In 2017 she is one of the interpreters of Aktion T4, a creation based on the euthanasia program for children with handicaps carried out by the Nazi regime. In 2018, she is one of the interpreters of Il Grande Teatro del Mondo (The Great Theater of the World) by Calderón de la Barca, staged in the Farnese Theater in Parma.

HAMLET SOLO
From Hamlet by William Shakespeare
Creation
| Francesco Pititto, Maria Federica Maestri
Translation, Dramaturgy and Imagoturgy | Francesco Pititto
Director, Installation and Costumes | Maria Federica Maestri
Music | Andrea Azzali
Performer | Barbara Voghera
Actors in video | Liliana Bertè, Franck Berzieri, Guglielmo Gazzelli, Paolo Maccini, Vincenzo Salemi, Elena Varoli

Shakespeare is stripped of the flesh, reduced to essentials, and returned through subject, color and perspective […] Maria Federica Maestri’s fiery direction seems not so much to communicate Hamlet’s struggle, but to build an atmosphere of decadent terror, a feeling of visceral death for a world already beyond the ability of changing it.
Matteo Brighenti, PaneAcquaCulture.it 22 December, 2015

It takes all of Lenz’s pragmatic sensitivity to give an indestructible classic such as Hamlet a hermeneutic thrust (namely, an unexpected interpretation) baffling as much as immediate.

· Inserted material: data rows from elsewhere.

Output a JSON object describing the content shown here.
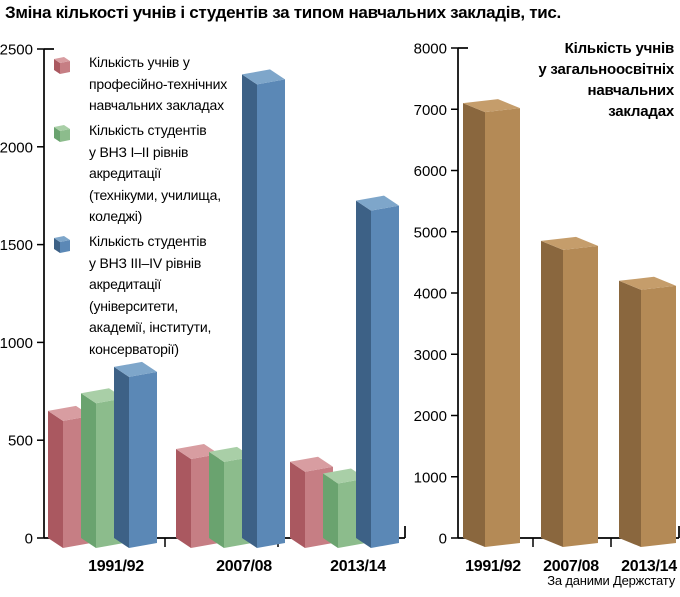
{
  "title": "Зміна кількості учнів і студентів за типом навчальних закладів, тис.",
  "source_note": "За даними Держстату",
  "palette": {
    "vocational": {
      "front": "#c67e84",
      "side": "#aa5860",
      "top": "#d89da1"
    },
    "college": {
      "front": "#8cbc8c",
      "side": "#6aa36f",
      "top": "#a9cfa7"
    },
    "university": {
      "front": "#5b88b6",
      "side": "#3d6186",
      "top": "#7ea6ca"
    },
    "school": {
      "front": "#b48a56",
      "side": "#8a673e",
      "top": "#c59d6b"
    }
  },
  "chart_data": [
    {
      "type": "bar",
      "axis_slot": "left",
      "title": "",
      "unit": "тис.",
      "categories": [
        "1991/92",
        "2007/08",
        "2013/14"
      ],
      "series": [
        {
          "name": "Кількість учнів у професійно-технічних навчальних закладах",
          "palette": "vocational",
          "values": [
            650,
            455,
            390
          ]
        },
        {
          "name": "Кількість студентів у ВНЗ І–ІІ рівнів акредитації (технікуми, училища, коледжі)",
          "palette": "college",
          "values": [
            740,
            440,
            330
          ]
        },
        {
          "name": "Кількість студентів у ВНЗ ІІІ–ІV рівнів акредитації (університети, академії, інститути, консерваторії)",
          "palette": "university",
          "values": [
            875,
            2370,
            1725
          ]
        }
      ],
      "ylim": [
        0,
        2500
      ],
      "yticks": [
        0,
        500,
        1000,
        1500,
        2000,
        2500
      ],
      "grid": false,
      "legend": {
        "position": "top-left-overlay",
        "items": [
          {
            "palette": "vocational",
            "lines": [
              "Кількість учнів у",
              "професійно-технічних",
              "навчальних закладах"
            ]
          },
          {
            "palette": "college",
            "lines": [
              "Кількість студентів",
              "у ВНЗ І–ІІ рівнів",
              "акредитації",
              "(технікуми, училища,",
              "коледжі)"
            ]
          },
          {
            "palette": "university",
            "lines": [
              "Кількість студентів",
              "у ВНЗ ІІІ–ІV рівнів",
              "акредитації",
              "(університети,",
              "академії, інститути,",
              "консерваторії)"
            ]
          }
        ]
      }
    },
    {
      "type": "bar",
      "axis_slot": "right",
      "title": "Кількість учнів у загальноосвітніх навчальних закладах",
      "title_lines": [
        "Кількість учнів",
        "у загальноосвітніх",
        "навчальних",
        "закладах"
      ],
      "categories": [
        "1991/92",
        "2007/08",
        "2013/14"
      ],
      "series": [
        {
          "name": "Кількість учнів у загальноосвітніх навчальних закладах",
          "palette": "school",
          "values": [
            7100,
            4850,
            4200
          ]
        }
      ],
      "ylim": [
        0,
        8000
      ],
      "yticks": [
        0,
        1000,
        2000,
        3000,
        4000,
        5000,
        6000,
        7000,
        8000
      ],
      "grid": false
    }
  ]
}
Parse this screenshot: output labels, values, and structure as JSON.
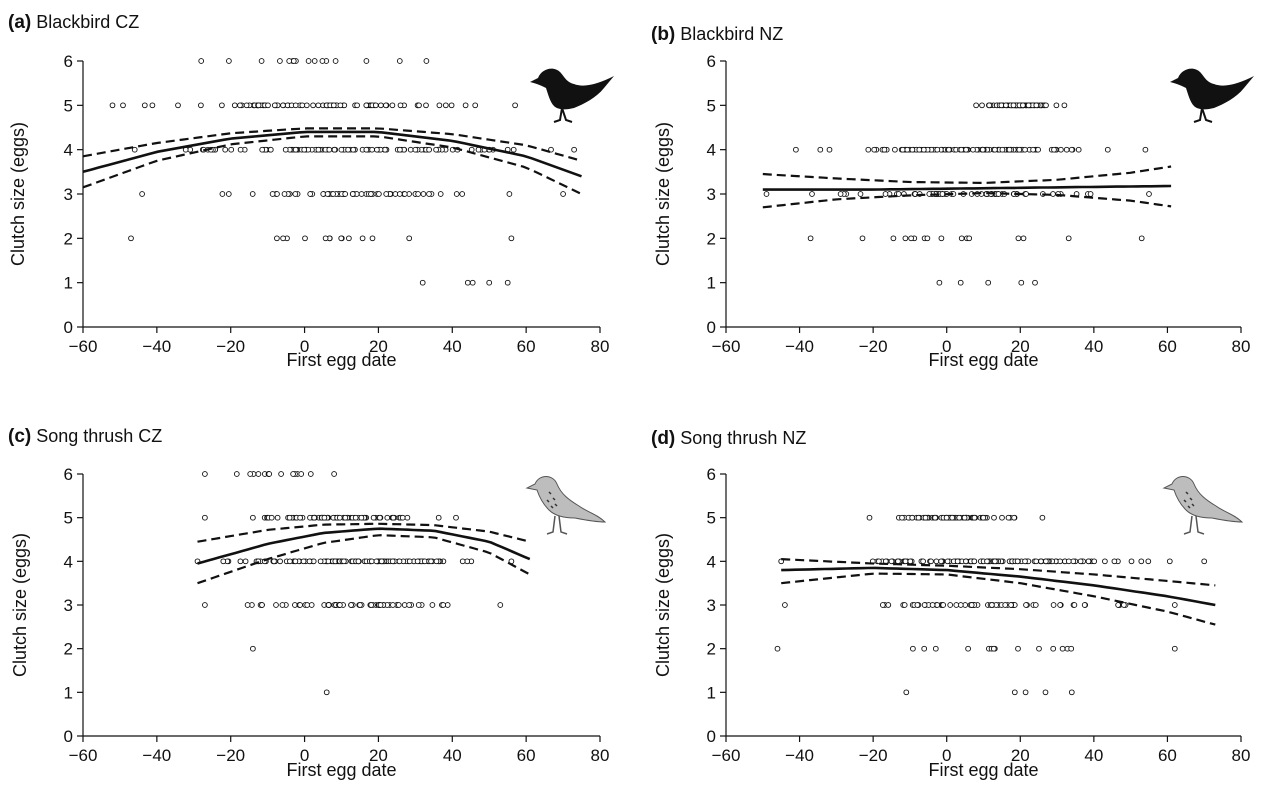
{
  "chart_data": [
    {
      "type": "scatter",
      "panel_letter": "(a)",
      "title": "Blackbird CZ",
      "xlabel": "First egg date",
      "ylabel": "Clutch size (eggs)",
      "xlim": [
        -60,
        80
      ],
      "ylim": [
        0,
        6
      ],
      "xticks": [
        "−60",
        "−40",
        "−20",
        "0",
        "20",
        "40",
        "60",
        "80"
      ],
      "yticks": [
        "0",
        "1",
        "2",
        "3",
        "4",
        "5",
        "6"
      ],
      "grid": false,
      "illustration": "blackbird-silhouette",
      "x_range_by_clutch": {
        "1": [
          32,
          55
        ],
        "2": [
          -47,
          56
        ],
        "3": [
          -44,
          70
        ],
        "4": [
          -46,
          73
        ],
        "5": [
          -52,
          57
        ],
        "6": [
          -28,
          33
        ]
      },
      "fit": {
        "x": [
          -60,
          -40,
          -20,
          0,
          20,
          40,
          60,
          75
        ],
        "y": [
          3.5,
          3.95,
          4.25,
          4.4,
          4.4,
          4.2,
          3.85,
          3.4
        ]
      },
      "ci_upper": {
        "x": [
          -60,
          -40,
          -20,
          0,
          20,
          40,
          60,
          75
        ],
        "y": [
          3.85,
          4.15,
          4.37,
          4.48,
          4.48,
          4.35,
          4.1,
          3.75
        ]
      },
      "ci_lower": {
        "x": [
          -60,
          -40,
          -20,
          0,
          20,
          40,
          60,
          75
        ],
        "y": [
          3.15,
          3.75,
          4.12,
          4.3,
          4.3,
          4.05,
          3.6,
          3.0
        ]
      }
    },
    {
      "type": "scatter",
      "panel_letter": "(b)",
      "title": "Blackbird NZ",
      "xlabel": "First egg date",
      "ylabel": "Clutch size (eggs)",
      "xlim": [
        -60,
        80
      ],
      "ylim": [
        0,
        6
      ],
      "xticks": [
        "−60",
        "−40",
        "−20",
        "0",
        "20",
        "40",
        "60",
        "80"
      ],
      "yticks": [
        "0",
        "1",
        "2",
        "3",
        "4",
        "5",
        "6"
      ],
      "grid": false,
      "illustration": "blackbird-silhouette",
      "x_range_by_clutch": {
        "1": [
          -2,
          24
        ],
        "2": [
          -37,
          53
        ],
        "3": [
          -49,
          55
        ],
        "4": [
          -41,
          54
        ],
        "5": [
          8,
          32
        ]
      },
      "fit": {
        "x": [
          -50,
          -20,
          0,
          20,
          40,
          61
        ],
        "y": [
          3.1,
          3.1,
          3.12,
          3.14,
          3.16,
          3.18
        ]
      },
      "ci_upper": {
        "x": [
          -50,
          -30,
          -10,
          10,
          30,
          50,
          61
        ],
        "y": [
          3.45,
          3.35,
          3.27,
          3.25,
          3.32,
          3.48,
          3.62
        ]
      },
      "ci_lower": {
        "x": [
          -50,
          -30,
          -10,
          10,
          30,
          50,
          61
        ],
        "y": [
          2.7,
          2.88,
          2.97,
          3.02,
          2.98,
          2.85,
          2.72
        ]
      }
    },
    {
      "type": "scatter",
      "panel_letter": "(c)",
      "title": "Song thrush CZ",
      "xlabel": "First egg date",
      "ylabel": "Clutch size (eggs)",
      "xlim": [
        -60,
        80
      ],
      "ylim": [
        0,
        6
      ],
      "xticks": [
        "−60",
        "−40",
        "−20",
        "0",
        "20",
        "40",
        "60",
        "80"
      ],
      "yticks": [
        "0",
        "1",
        "2",
        "3",
        "4",
        "5",
        "6"
      ],
      "grid": false,
      "illustration": "song-thrush-drawing",
      "x_range_by_clutch": {
        "1": [
          6,
          6
        ],
        "2": [
          -14,
          -14
        ],
        "3": [
          -27,
          53
        ],
        "4": [
          -29,
          56
        ],
        "5": [
          -27,
          41
        ],
        "6": [
          -27,
          8
        ]
      },
      "fit": {
        "x": [
          -29,
          -10,
          5,
          20,
          35,
          50,
          61
        ],
        "y": [
          3.95,
          4.4,
          4.65,
          4.75,
          4.7,
          4.45,
          4.05
        ]
      },
      "ci_upper": {
        "x": [
          -29,
          -10,
          5,
          20,
          35,
          50,
          61
        ],
        "y": [
          4.45,
          4.72,
          4.84,
          4.86,
          4.83,
          4.68,
          4.45
        ]
      },
      "ci_lower": {
        "x": [
          -29,
          -10,
          5,
          20,
          35,
          50,
          61
        ],
        "y": [
          3.5,
          4.05,
          4.42,
          4.6,
          4.55,
          4.2,
          3.7
        ]
      }
    },
    {
      "type": "scatter",
      "panel_letter": "(d)",
      "title": "Song thrush NZ",
      "xlabel": "First egg date",
      "ylabel": "Clutch size (eggs)",
      "xlim": [
        -60,
        80
      ],
      "ylim": [
        0,
        6
      ],
      "xticks": [
        "−60",
        "−40",
        "−20",
        "0",
        "20",
        "40",
        "60",
        "80"
      ],
      "yticks": [
        "0",
        "1",
        "2",
        "3",
        "4",
        "5",
        "6"
      ],
      "grid": false,
      "illustration": "song-thrush-drawing",
      "x_range_by_clutch": {
        "1": [
          -11,
          34
        ],
        "2": [
          -46,
          62
        ],
        "3": [
          -44,
          62
        ],
        "4": [
          -45,
          70
        ],
        "5": [
          -21,
          26
        ]
      },
      "fit": {
        "x": [
          -45,
          -20,
          0,
          20,
          40,
          60,
          73
        ],
        "y": [
          3.8,
          3.85,
          3.8,
          3.65,
          3.45,
          3.2,
          3.0
        ]
      },
      "ci_upper": {
        "x": [
          -45,
          -20,
          0,
          20,
          40,
          60,
          73
        ],
        "y": [
          4.05,
          3.95,
          3.9,
          3.82,
          3.7,
          3.55,
          3.45
        ]
      },
      "ci_lower": {
        "x": [
          -45,
          -20,
          0,
          20,
          40,
          60,
          73
        ],
        "y": [
          3.5,
          3.72,
          3.7,
          3.5,
          3.2,
          2.85,
          2.55
        ]
      }
    }
  ]
}
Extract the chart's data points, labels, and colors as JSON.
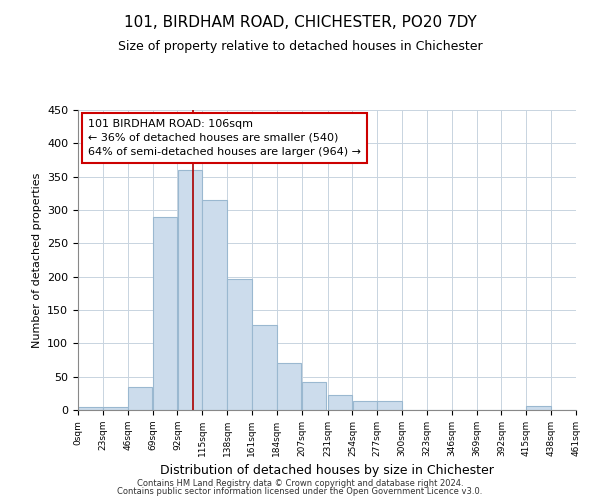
{
  "title": "101, BIRDHAM ROAD, CHICHESTER, PO20 7DY",
  "subtitle": "Size of property relative to detached houses in Chichester",
  "xlabel": "Distribution of detached houses by size in Chichester",
  "ylabel": "Number of detached properties",
  "bin_edges": [
    0,
    23,
    46,
    69,
    92,
    115,
    138,
    161,
    184,
    207,
    231,
    254,
    277,
    300,
    323,
    346,
    369,
    392,
    415,
    438,
    461
  ],
  "bar_heights": [
    5,
    5,
    35,
    290,
    360,
    315,
    197,
    127,
    70,
    42,
    22,
    13,
    13,
    0,
    0,
    0,
    0,
    0,
    6,
    0
  ],
  "bar_color": "#ccdcec",
  "bar_edge_color": "#9ab8d0",
  "x_labels": [
    "0sqm",
    "23sqm",
    "46sqm",
    "69sqm",
    "92sqm",
    "115sqm",
    "138sqm",
    "161sqm",
    "184sqm",
    "207sqm",
    "231sqm",
    "254sqm",
    "277sqm",
    "300sqm",
    "323sqm",
    "346sqm",
    "369sqm",
    "392sqm",
    "415sqm",
    "438sqm",
    "461sqm"
  ],
  "property_line_x": 106,
  "property_line_color": "#aa0000",
  "annotation_title": "101 BIRDHAM ROAD: 106sqm",
  "annotation_line1": "← 36% of detached houses are smaller (540)",
  "annotation_line2": "64% of semi-detached houses are larger (964) →",
  "annotation_box_color": "#ffffff",
  "annotation_box_edge_color": "#cc0000",
  "ylim": [
    0,
    450
  ],
  "footer1": "Contains HM Land Registry data © Crown copyright and database right 2024.",
  "footer2": "Contains public sector information licensed under the Open Government Licence v3.0.",
  "bg_color": "#ffffff",
  "grid_color": "#c8d4e0"
}
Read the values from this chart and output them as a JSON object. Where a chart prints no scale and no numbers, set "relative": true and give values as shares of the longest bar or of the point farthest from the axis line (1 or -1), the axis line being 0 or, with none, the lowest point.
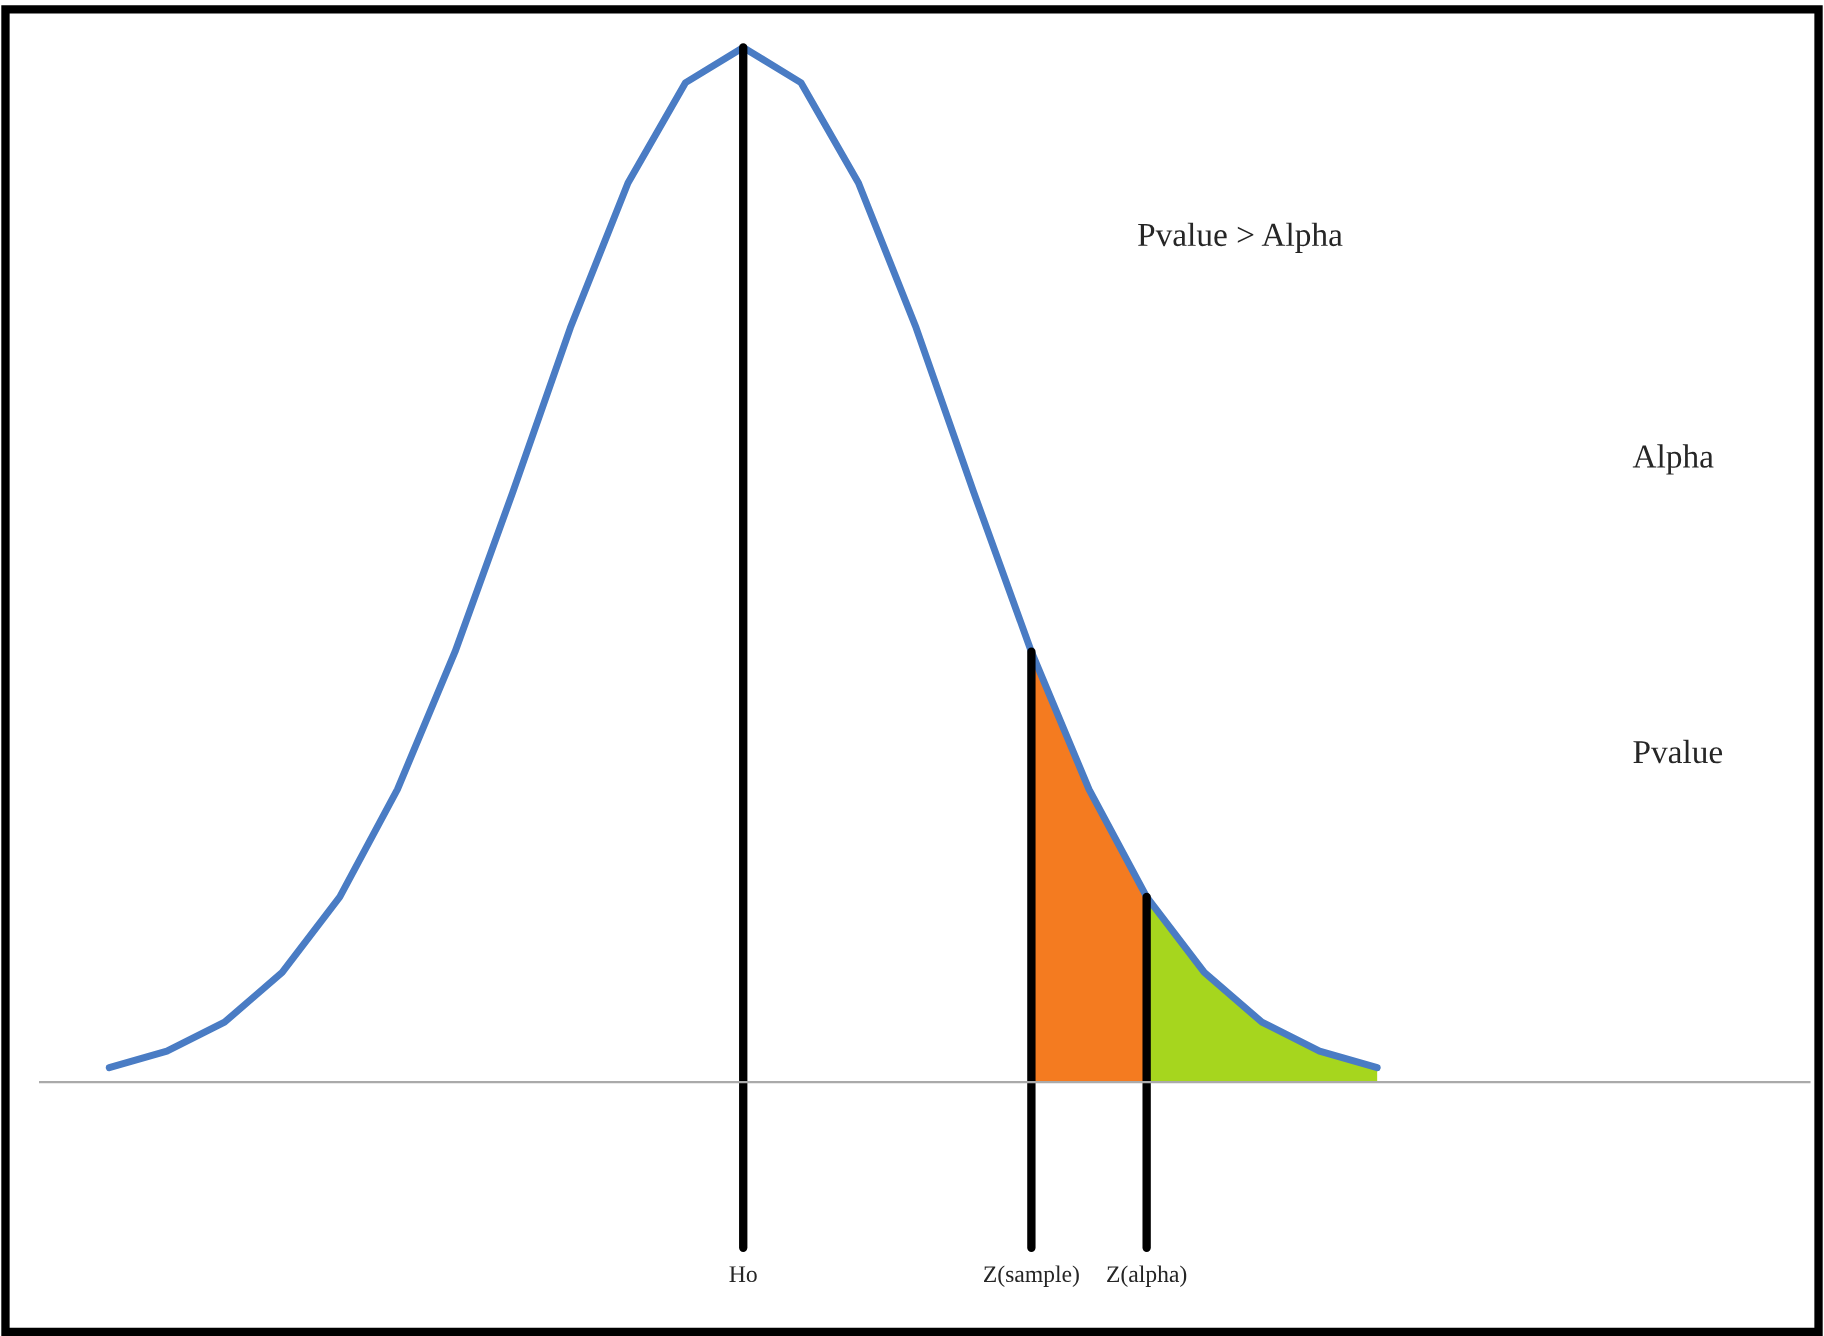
{
  "chart_data": {
    "type": "line",
    "relative": true,
    "categories": [
      null,
      null,
      null,
      null,
      null,
      null,
      null,
      null,
      null,
      null,
      null,
      "Ho",
      null,
      null,
      null,
      null,
      "Z(sample)",
      null,
      "Z(alpha)",
      null,
      null,
      null,
      null,
      null,
      null,
      null,
      null,
      null,
      null,
      null
    ],
    "series": [
      {
        "color": "#4a7cc4",
        "values": [
          0.014,
          0.03,
          0.058,
          0.106,
          0.179,
          0.283,
          0.416,
          0.57,
          0.729,
          0.869,
          0.966,
          1,
          0.966,
          0.869,
          0.729,
          0.57,
          0.416,
          0.283,
          0.179,
          0.106,
          0.058,
          0.03,
          0.014,
          null,
          null,
          null,
          null,
          null,
          null,
          null
        ]
      },
      {
        "type": "area",
        "color": "#f47b20",
        "values": [
          null,
          null,
          null,
          null,
          null,
          null,
          null,
          null,
          null,
          null,
          null,
          null,
          null,
          null,
          null,
          null,
          0.416,
          0.283,
          0.179,
          null,
          null,
          null,
          null,
          null,
          null,
          null,
          null,
          null,
          null,
          null
        ]
      },
      {
        "type": "area",
        "color": "#a6d61e",
        "values": [
          null,
          null,
          null,
          null,
          null,
          null,
          null,
          null,
          null,
          null,
          null,
          null,
          null,
          null,
          null,
          null,
          null,
          null,
          0.179,
          0.106,
          0.058,
          0.03,
          0.014,
          null,
          null,
          null,
          null,
          null,
          null,
          null
        ]
      }
    ],
    "ref_lines": [
      {
        "axis": "x",
        "value": "Ho",
        "color": "#000000"
      },
      {
        "axis": "x",
        "value": "Z(sample)",
        "color": "#000000"
      },
      {
        "axis": "x",
        "value": "Z(alpha)",
        "color": "#000000"
      }
    ],
    "annotations": [
      "Pvalue > Alpha",
      "Alpha",
      "Pvalue"
    ]
  }
}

Hamlet’s drama is not the “romantic” to be or not to be, but to be or to become.
Giulio Sonno, PaperStreet.it, 29 November, 2015

No fiction, no rhetoric, just an emotional encounter with simultaneity and oneself […] “Hamlet Solo”, touching performance directed by Maria Federica Maestri with an excellent Barbara Voghera, sensitive actor who, with deep truth, embodied the painful poetry of Shakespeare’s words.